— Но ты не собираешься сделать что-нибудь глупое, не так ли,
Ти? Что-нибудь глупое и в одиночку?
— Нет, — ответил он.
Без малейшей запинки. «Он уже начал строить планы», —
подумала Залия, и у нее в душе затеплилась надежда. Конечно, Тиан ничего не мог
противопоставить Волкам, никто из них не мог, но он был далеко не дурак. В
фермерской деревне, где у большинства мужчин хватало ума лишь на то, что
пахать, сеять да убирать урожай, Тиан разительно отличался от остальных. Он мог
написать свое имя. Он мог написать: «Я ЛЮБЛЮ ТЕБЯ ЗАЛЛИ». Этим, собственно, он
и завоевал ее сердце, хотя она не могла прочитать написанное в пыли.
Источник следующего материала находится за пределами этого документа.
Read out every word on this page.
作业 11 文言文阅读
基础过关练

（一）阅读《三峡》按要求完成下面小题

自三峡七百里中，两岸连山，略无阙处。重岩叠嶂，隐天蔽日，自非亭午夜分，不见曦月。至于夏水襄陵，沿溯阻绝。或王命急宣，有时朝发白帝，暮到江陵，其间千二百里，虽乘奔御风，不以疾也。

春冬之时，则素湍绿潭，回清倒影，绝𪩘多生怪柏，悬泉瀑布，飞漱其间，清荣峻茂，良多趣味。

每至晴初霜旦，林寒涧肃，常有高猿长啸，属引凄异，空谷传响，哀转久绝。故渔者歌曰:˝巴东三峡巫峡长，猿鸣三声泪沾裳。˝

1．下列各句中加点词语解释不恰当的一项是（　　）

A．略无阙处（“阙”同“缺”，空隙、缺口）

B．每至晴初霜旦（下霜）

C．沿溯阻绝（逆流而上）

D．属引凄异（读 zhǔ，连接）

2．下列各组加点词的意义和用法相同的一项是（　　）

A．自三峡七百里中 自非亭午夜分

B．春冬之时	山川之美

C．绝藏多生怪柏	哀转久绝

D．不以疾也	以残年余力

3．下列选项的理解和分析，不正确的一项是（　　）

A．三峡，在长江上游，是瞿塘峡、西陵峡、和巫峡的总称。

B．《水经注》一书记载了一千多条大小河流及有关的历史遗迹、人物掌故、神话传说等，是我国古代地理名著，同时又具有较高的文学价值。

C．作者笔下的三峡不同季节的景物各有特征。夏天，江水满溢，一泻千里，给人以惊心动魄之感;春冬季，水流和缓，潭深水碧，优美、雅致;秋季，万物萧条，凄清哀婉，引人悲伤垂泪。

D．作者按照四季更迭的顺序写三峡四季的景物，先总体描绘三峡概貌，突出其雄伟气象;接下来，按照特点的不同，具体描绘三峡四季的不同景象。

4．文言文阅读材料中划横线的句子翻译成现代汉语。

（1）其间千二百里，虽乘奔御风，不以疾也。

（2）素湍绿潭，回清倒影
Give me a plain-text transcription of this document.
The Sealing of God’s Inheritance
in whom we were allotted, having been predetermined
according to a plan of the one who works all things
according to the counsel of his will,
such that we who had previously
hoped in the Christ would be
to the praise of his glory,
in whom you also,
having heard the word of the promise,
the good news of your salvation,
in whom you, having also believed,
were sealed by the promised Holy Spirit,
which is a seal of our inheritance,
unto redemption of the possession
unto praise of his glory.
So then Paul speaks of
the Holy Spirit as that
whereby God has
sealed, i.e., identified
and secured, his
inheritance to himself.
Он мог
складывать числа, мог перечислять их, идя от большего к меньшему, что, по его
словам, куда сложнее. Так может..?
Какая-то ее честь не хотела доводить эту мысль до
логического завершения. И однако, когда она подумала о Хедде и Хеддоне, Лии и
Лаймане, другая ее часть начала надеяться на лучшее.
— И что ты задумал?
— Хочу созвать общее собрание. Пошлю перышко.
— Они придут?
— После того, как новость облетит Калью, придут все мужчины.
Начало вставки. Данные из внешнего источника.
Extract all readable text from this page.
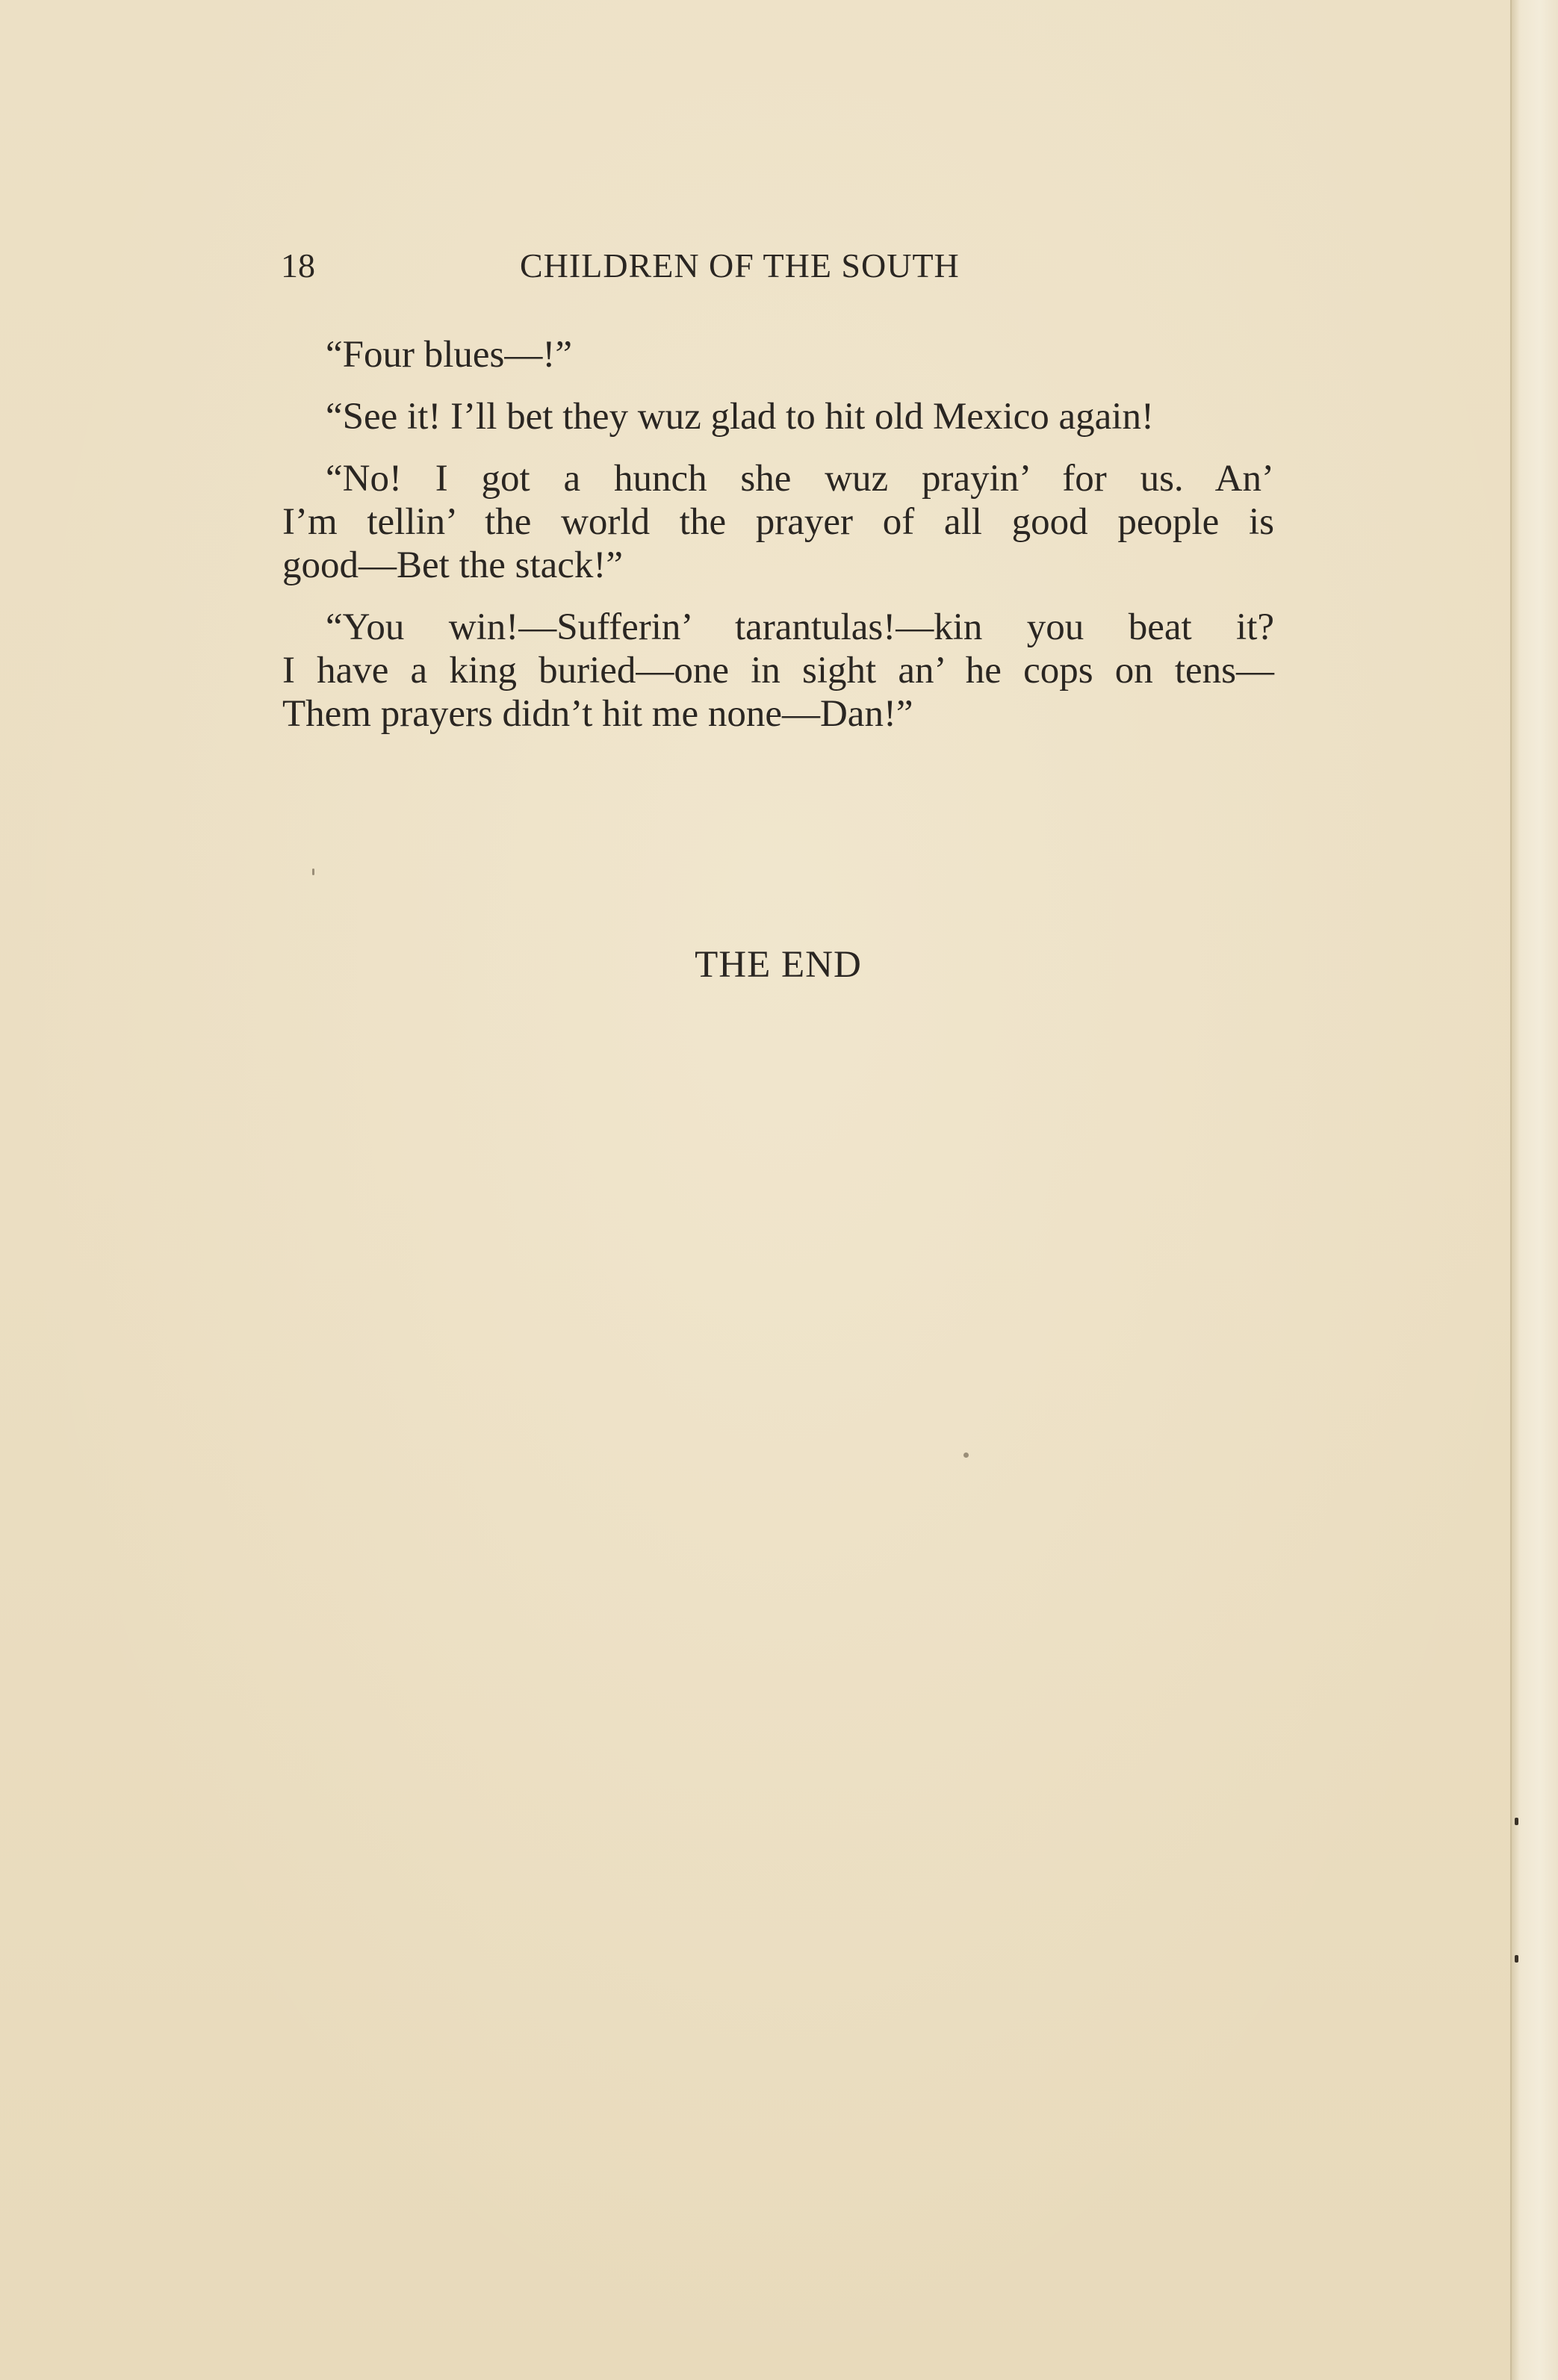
18	CHILDREN OF THE SOUTH

“Four blues—!”

“See it! I’ll bet they wuz glad to hit old Mexico again!

“No! I got a hunch she wuz prayin’ for us. An’
I’m tellin’ the world the prayer of all good people is
good—Bet the stack!”

“You win!—Sufferin’ tarantulas!—kin you beat it?
I have a king buried—one in sight an’ he cops on tens—
Them prayers didn’t hit me none—Dan!”

THE END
Мы все обговорим. Может, на этот раз они решатся вступить в бой. Может, захотят
сразиться за своих детей.
Сзади раздался старческий голос: «Глупая это затея».
Тиан и Залия обернулись, посмотрели на старика. Тот смотрел
на них.
— Почему ты так сказал, дедушка? — спросил Тиан.
— Расходясь с такого собрания, как ты планируешь, мужчины,
если пьяные, могут сжечь половину страны, — ответил старик. — А трезвые… — он
покачал головой. — Ты не сдвинешь их с места.
— Я думаю, на этот раз ты ошибаешься, дедушка, — стоял на
своем Тиан, и Залия почувствовала, как ужас сжимает сердце. Однако, огонек
надежды не желал гаснуть.
3
Ворчания бы поубавилось, если б Тиан назначил собрание на
вечер следующего дня, но он этого не сделал, полагая, что времени у них
осталось слишком мало, чтобы терять даже один день. И когда он послал Хедду и
Хеддона с перышком, они пришли. Как он и рассчитывал.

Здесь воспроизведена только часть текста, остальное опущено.